1. My old buddy, Digby Wolfe, once married to a circus performer, brought me the wisdom of the Big Tent: No matter how good a juggler you are, the most you can hope to juggle at one time is eleven items. Okay to try to juggle twelve dishes, but the likelihood is that you'll be up to your ass in broken china.

2. The more serious I try to become, the funnier I appear. This is the number one reason why I am not a good academic.

3. The funnier I try to become, the more ridiculous I appear. Understanding this is the number one reason for my success editing academics.

4. In-house, which is to say salaried book editors tend to be young and although preternaturally bright, often have no awareness of political, sports, scientific, literary, or jazz icons oldet than twenty-five.

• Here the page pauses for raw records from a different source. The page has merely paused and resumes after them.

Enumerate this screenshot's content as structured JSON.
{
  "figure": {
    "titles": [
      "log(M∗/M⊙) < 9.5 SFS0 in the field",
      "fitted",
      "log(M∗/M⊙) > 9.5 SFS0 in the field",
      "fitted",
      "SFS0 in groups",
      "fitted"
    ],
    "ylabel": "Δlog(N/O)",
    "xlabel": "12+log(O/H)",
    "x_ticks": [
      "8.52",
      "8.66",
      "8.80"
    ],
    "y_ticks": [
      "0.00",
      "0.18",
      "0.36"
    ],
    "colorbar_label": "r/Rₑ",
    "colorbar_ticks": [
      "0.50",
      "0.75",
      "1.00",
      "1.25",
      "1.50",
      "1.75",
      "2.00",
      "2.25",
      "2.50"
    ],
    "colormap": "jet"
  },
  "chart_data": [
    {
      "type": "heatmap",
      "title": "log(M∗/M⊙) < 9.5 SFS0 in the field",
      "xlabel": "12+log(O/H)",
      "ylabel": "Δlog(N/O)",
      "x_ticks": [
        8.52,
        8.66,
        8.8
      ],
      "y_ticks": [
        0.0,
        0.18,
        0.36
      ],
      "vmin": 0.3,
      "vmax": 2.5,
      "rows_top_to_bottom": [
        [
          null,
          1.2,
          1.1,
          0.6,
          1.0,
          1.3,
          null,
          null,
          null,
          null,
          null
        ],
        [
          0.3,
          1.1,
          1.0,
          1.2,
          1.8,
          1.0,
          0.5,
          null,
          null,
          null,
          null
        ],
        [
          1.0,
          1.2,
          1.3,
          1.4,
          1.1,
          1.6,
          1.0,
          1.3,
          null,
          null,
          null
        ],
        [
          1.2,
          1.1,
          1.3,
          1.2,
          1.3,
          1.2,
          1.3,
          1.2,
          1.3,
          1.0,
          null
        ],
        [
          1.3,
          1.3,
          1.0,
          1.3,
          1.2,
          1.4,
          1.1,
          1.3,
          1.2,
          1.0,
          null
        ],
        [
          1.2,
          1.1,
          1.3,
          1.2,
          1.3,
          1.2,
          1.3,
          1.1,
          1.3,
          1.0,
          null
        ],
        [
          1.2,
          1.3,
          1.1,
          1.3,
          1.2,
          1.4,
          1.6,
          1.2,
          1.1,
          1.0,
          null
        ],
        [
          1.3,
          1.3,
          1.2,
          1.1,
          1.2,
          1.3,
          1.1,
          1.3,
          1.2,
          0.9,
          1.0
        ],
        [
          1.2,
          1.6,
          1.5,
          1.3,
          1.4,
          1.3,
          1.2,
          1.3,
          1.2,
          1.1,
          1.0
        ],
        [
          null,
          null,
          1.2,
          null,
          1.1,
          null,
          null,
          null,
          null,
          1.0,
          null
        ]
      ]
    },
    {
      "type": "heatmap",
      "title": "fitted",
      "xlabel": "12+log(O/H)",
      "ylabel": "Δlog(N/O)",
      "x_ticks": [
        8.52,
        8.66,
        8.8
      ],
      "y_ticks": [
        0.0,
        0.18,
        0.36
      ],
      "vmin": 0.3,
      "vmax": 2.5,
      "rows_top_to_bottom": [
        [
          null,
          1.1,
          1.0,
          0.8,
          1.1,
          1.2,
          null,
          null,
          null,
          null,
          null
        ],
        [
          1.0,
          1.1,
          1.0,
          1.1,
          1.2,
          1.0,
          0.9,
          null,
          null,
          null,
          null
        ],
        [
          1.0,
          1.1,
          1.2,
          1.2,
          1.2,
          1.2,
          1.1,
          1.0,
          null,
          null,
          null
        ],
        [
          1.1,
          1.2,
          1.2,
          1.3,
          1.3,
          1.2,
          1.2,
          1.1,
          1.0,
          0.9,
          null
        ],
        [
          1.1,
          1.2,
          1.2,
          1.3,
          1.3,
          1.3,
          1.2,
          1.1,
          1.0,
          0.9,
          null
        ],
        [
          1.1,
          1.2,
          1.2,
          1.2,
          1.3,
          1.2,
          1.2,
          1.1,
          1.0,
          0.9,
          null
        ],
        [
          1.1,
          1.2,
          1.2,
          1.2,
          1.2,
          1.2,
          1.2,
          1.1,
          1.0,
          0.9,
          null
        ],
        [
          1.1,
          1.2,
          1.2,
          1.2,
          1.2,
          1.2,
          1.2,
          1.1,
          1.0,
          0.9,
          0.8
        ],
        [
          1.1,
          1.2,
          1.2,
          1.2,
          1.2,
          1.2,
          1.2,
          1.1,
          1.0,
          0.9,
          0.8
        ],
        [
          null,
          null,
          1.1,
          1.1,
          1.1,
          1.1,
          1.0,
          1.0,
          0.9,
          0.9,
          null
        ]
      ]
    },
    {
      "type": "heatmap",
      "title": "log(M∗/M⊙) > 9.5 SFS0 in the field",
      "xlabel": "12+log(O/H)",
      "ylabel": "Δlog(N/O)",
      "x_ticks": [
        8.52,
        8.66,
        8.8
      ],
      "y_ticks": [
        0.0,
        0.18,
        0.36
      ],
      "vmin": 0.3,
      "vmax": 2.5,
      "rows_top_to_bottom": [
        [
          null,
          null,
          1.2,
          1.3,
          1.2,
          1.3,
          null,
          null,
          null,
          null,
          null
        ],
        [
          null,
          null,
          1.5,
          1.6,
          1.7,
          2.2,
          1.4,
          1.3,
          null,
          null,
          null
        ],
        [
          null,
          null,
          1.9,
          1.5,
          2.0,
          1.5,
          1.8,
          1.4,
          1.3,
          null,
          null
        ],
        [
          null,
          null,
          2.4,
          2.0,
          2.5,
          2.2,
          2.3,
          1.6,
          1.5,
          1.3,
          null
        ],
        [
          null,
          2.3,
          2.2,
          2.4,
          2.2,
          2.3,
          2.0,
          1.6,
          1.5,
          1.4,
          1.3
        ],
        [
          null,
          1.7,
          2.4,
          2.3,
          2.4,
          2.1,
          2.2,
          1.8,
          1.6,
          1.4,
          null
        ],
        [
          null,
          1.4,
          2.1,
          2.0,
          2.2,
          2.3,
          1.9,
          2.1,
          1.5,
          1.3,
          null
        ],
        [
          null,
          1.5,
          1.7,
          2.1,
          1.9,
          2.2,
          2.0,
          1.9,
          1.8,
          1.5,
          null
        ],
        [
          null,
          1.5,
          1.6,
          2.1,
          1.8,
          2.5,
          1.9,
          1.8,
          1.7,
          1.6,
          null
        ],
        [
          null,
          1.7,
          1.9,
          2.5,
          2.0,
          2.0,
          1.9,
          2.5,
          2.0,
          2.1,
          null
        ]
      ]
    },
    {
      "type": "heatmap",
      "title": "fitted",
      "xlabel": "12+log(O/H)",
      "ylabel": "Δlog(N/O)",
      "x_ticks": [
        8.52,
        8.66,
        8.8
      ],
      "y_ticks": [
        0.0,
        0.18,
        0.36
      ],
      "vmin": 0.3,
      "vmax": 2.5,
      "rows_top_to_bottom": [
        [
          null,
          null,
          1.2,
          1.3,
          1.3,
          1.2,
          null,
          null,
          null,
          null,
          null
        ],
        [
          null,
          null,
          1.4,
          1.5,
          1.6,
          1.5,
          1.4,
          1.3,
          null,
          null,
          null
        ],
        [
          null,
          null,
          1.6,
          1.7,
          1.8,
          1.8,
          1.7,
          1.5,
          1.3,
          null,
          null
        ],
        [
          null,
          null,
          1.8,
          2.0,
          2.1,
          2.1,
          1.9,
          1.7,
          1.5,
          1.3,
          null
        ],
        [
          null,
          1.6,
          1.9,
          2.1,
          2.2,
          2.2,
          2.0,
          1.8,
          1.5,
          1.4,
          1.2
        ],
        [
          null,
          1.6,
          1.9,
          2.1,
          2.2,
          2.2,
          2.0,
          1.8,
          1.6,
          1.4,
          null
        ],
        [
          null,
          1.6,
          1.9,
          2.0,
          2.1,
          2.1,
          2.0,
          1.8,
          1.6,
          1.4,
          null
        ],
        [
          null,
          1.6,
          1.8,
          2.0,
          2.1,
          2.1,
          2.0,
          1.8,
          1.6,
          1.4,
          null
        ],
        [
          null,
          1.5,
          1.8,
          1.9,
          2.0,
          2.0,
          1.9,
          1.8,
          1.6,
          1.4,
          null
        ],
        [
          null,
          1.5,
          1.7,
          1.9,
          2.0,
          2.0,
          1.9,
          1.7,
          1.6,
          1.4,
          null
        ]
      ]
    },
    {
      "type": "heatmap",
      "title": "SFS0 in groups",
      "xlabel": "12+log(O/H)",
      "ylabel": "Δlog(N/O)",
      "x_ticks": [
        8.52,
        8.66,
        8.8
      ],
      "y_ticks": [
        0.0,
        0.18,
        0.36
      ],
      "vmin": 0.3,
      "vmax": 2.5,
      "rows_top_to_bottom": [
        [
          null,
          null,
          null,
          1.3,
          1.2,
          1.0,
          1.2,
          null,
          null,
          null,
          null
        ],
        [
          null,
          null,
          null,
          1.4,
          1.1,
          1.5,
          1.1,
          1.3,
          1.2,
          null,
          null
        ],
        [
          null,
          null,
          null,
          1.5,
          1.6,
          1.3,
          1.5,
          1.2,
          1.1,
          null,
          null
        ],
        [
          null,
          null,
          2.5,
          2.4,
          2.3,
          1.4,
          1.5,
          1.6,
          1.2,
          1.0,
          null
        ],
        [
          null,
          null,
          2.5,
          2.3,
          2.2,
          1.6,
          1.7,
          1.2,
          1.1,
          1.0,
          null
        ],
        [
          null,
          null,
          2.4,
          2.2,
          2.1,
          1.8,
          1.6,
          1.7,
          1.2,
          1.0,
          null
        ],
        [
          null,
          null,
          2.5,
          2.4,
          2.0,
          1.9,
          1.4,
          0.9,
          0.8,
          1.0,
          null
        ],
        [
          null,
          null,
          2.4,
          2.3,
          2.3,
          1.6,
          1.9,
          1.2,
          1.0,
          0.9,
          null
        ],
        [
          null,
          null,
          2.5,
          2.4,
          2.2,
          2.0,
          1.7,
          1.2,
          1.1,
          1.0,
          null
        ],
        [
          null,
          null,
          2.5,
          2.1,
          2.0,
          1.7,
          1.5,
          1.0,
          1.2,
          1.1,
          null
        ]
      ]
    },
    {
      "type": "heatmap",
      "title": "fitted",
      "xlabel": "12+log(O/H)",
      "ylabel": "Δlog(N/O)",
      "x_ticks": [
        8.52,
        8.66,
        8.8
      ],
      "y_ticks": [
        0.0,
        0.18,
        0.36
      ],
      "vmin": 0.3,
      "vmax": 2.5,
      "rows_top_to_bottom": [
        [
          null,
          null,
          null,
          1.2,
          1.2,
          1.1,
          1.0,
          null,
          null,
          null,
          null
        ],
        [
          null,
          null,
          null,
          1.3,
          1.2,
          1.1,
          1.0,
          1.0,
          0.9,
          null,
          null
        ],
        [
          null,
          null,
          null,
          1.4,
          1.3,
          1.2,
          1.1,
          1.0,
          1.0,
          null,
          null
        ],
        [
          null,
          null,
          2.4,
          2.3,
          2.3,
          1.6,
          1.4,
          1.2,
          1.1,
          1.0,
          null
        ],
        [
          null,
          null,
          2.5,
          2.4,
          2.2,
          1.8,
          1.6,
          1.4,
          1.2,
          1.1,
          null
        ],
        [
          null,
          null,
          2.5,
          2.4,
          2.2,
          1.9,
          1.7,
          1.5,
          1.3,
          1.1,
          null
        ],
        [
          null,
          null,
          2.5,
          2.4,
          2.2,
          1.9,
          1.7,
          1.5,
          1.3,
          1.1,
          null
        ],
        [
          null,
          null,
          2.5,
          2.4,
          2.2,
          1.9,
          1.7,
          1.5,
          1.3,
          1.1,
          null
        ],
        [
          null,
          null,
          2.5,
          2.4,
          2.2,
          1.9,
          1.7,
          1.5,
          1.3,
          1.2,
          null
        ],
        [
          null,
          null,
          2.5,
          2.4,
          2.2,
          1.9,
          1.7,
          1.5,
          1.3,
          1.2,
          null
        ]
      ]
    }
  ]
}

5. When a student calls me sir or professor, or holds the door open for me, it is a sign I have not properly engaged that student.

6. Most students and many editors think irony has to do with transferring drawings of rock stars to t-shirts by iron.

7. The restrooms in gas stations along Highway 101 are like settings for plays by Harold Pinter or David Mammet.

8. The field in which Dorothy Lange took her famous photo of the Farm Woman is now occupied by a Vons Supermarket.

9. Wisdom is material often painfully true but nevertheless information I am not able to use in a short story. It is the equivalent of unpercolated coffee. I can't put it to dramatic use until it becomes experience.

10. I can't use someone else's experience in a story until I have gotten over being jealous of it.

11. In a story, every character believes he or she is right.

12. The dark, adversarial characters are more interesting than the charactrs we think we like.